I’ll admit I haven’t spent a lot of time trying to poke holes in this, but I don’t think your point #1, that the note ID has to be in the database, is correct. This is where their hashing algorithm comes in.
Let’s say I write a note, and the note ID is “hello”. Really, “hello” is the key for a symmetric encryption algorithm, so in the database the text of the note is encrypted using “hello” as the key.
Now, instead of using “hello” as the primary key for that row in the database, I use the md5 sum of “hello” as the primary key. Therefore, in the database, I have the md5sum of “hello” and the encrypted text, but nowhere do I have the actual string “hello.” Therefore, I can’t decrypt the note even if I have access to the database, know the hashing algorithm, and know the encryption algorithm.

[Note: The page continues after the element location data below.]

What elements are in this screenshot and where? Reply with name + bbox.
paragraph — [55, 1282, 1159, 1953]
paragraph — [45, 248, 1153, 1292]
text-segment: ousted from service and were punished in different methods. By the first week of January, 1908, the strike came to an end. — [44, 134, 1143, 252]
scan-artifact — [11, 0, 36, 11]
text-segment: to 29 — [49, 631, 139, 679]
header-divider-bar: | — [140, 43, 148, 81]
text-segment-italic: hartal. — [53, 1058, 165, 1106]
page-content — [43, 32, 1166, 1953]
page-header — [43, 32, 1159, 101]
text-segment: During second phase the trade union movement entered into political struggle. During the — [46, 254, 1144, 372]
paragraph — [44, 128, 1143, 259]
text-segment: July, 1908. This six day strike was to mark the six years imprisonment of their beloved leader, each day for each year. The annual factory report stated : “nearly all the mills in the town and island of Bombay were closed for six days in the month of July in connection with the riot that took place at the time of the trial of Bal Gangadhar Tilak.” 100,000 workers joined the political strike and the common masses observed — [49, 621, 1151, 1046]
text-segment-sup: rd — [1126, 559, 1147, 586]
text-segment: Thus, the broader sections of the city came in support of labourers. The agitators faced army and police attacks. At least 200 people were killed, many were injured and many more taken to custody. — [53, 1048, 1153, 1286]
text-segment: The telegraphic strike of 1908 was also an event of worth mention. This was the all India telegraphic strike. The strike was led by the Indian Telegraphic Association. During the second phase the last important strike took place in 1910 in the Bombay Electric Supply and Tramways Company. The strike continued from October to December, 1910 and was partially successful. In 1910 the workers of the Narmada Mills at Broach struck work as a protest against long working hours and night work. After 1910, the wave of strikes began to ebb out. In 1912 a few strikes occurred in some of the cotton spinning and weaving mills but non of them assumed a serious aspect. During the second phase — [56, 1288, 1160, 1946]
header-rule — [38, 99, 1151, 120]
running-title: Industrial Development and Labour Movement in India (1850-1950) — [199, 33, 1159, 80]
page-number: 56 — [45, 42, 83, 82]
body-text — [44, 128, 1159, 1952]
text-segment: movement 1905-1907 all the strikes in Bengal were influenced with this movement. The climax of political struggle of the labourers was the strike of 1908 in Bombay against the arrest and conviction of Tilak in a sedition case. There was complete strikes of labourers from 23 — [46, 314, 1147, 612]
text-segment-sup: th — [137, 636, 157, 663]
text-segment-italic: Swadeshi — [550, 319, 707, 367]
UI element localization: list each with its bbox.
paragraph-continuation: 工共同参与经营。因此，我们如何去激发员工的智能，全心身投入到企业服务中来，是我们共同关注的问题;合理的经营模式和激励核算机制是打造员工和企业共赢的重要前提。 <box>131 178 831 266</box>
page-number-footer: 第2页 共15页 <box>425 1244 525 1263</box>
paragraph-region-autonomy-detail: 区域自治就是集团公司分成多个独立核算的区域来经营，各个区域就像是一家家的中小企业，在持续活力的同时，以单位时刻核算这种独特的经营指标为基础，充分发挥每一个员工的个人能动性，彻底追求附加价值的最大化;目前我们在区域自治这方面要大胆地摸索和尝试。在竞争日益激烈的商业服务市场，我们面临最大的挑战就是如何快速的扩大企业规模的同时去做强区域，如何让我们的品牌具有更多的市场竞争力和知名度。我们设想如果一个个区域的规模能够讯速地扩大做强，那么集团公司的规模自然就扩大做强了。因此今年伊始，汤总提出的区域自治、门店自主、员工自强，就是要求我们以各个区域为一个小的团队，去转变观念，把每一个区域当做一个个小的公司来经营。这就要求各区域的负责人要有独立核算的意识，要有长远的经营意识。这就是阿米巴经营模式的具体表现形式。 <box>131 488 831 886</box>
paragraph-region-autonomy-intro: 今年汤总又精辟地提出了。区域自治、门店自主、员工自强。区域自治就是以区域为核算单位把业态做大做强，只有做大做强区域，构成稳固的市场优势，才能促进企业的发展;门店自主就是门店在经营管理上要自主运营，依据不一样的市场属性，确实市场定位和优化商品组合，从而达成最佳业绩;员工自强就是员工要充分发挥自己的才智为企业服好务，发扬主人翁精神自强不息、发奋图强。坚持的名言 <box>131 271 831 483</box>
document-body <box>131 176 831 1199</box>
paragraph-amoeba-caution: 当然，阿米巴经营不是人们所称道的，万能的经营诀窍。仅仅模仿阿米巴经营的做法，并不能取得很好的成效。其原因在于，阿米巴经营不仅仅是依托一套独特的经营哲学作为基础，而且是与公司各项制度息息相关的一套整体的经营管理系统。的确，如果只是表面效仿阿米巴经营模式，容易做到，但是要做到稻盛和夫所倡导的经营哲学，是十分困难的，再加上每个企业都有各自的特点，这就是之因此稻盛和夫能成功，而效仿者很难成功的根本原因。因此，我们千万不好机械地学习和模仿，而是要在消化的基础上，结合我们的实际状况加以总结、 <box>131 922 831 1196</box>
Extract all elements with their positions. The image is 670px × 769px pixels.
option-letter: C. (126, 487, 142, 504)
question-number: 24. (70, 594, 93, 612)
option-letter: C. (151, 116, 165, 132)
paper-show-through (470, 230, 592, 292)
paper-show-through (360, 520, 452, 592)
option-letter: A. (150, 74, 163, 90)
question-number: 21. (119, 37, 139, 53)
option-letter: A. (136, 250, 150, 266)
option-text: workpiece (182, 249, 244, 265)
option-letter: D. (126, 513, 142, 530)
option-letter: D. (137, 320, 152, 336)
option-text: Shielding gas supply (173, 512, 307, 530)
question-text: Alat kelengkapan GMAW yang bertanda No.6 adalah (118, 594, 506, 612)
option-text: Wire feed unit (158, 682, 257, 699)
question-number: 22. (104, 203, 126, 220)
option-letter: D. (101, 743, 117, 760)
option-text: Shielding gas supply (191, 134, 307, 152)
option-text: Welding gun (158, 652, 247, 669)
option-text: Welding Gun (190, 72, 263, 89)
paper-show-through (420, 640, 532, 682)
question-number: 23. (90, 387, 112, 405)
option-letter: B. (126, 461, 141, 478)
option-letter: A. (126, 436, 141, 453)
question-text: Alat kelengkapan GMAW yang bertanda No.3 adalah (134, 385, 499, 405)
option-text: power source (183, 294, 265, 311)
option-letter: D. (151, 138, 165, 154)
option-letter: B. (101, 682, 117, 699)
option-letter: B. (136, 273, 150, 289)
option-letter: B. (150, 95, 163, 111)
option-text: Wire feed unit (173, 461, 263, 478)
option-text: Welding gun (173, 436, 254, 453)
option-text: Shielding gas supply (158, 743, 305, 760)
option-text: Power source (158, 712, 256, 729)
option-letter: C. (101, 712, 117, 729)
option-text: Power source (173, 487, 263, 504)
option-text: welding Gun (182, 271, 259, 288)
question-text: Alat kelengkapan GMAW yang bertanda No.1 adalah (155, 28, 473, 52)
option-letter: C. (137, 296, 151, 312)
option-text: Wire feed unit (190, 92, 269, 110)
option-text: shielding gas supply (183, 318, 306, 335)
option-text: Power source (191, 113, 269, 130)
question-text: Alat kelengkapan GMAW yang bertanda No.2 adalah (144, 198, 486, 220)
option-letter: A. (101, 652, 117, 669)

When a user comes to retrieve the note, they input the “note ID,” which is really the decryption key. Upon entry of the decryption key, the system takes the md5 sum of the note ID/decryption key to determine which row in the database to retrieve. It grabs the cipher text and decrypts it using the note ID in the URL, not anything that was in the database.
Of course, in the end, you’re still just trusting them not to keep a record of the decryption keys, but I think it’s technically feasible to do what they’re saying they’re doing.
But...
...granted, that’s not exactly what their explanation said. But it sounds like that’s what they’re actually going for, so who knows if they just fumbled the explanation or fumbled the actual implementation.
Re: Couldn't this work
What you’re describing is a simple password-based system, but that’s not what Privnote has implemented. Note ids are dynamically generated, not chosen by users, and according to the developer’s blog entry, “the salt to encrypt the note is not the note ID but a hash of the note ID”.
Whether the note id is stored hashed or in the clear doesn’t matter; either way, the hash of the note id is easily obtainable by anyone with database access, and therefore the note is easily decryptable.
Re: Couldn't this work
I believe what Matthew is suggesting is that the salt is actually the Note ID, not the hash of the Note ID.
With that, it is secure to store the hashed Note ID and the encrypted text. The only way to decrypt it is for a user to access the note with the plaintext Note ID corresponding to the hashed Note ID.
...
I think that you are the one being plain malicious without fundament. Have you heard about the viacom/youtube case? That is the reason for saying they don´t keep the records,maybe? How is it that you state something like that without the propper info source, do you know how it´s done? really? huh…didn´t think so…
Re: ...
My source was the developer’s own blog post describing Privnote’s security measures. My analysis here is based on the statements made in that post.
How Privnote really works
Hi, I’m that Privnote developer. I just wanted to let you know that I’ve posted a (hopefully better) explanation of how Privnote works here.
Feel free to add a comment there if you have any questions.
who is confused?
BTW wonko, why did you change your original title of our post from “Privnote developers are either stupid or malicious” to “Privnote’s developers are confused ”; this act only proof that you are confused!
Re: who is confused?
I changed the title when Pablo updated his blog post with more information and the old title no longer applied. I also added an additional section to my post indicating the date and time that I posted the update. Nice work, Sherlock.
BULLSHIT
just that or maybe I am confused orsomething…
OK
Privnote is just stupid.
Everytime I see privnote, I just PrintScreen
Custard
I am eating delicious custard whilst people bicker about trivial matters that are obsolete in light of the update posted at the end of the article. Yum!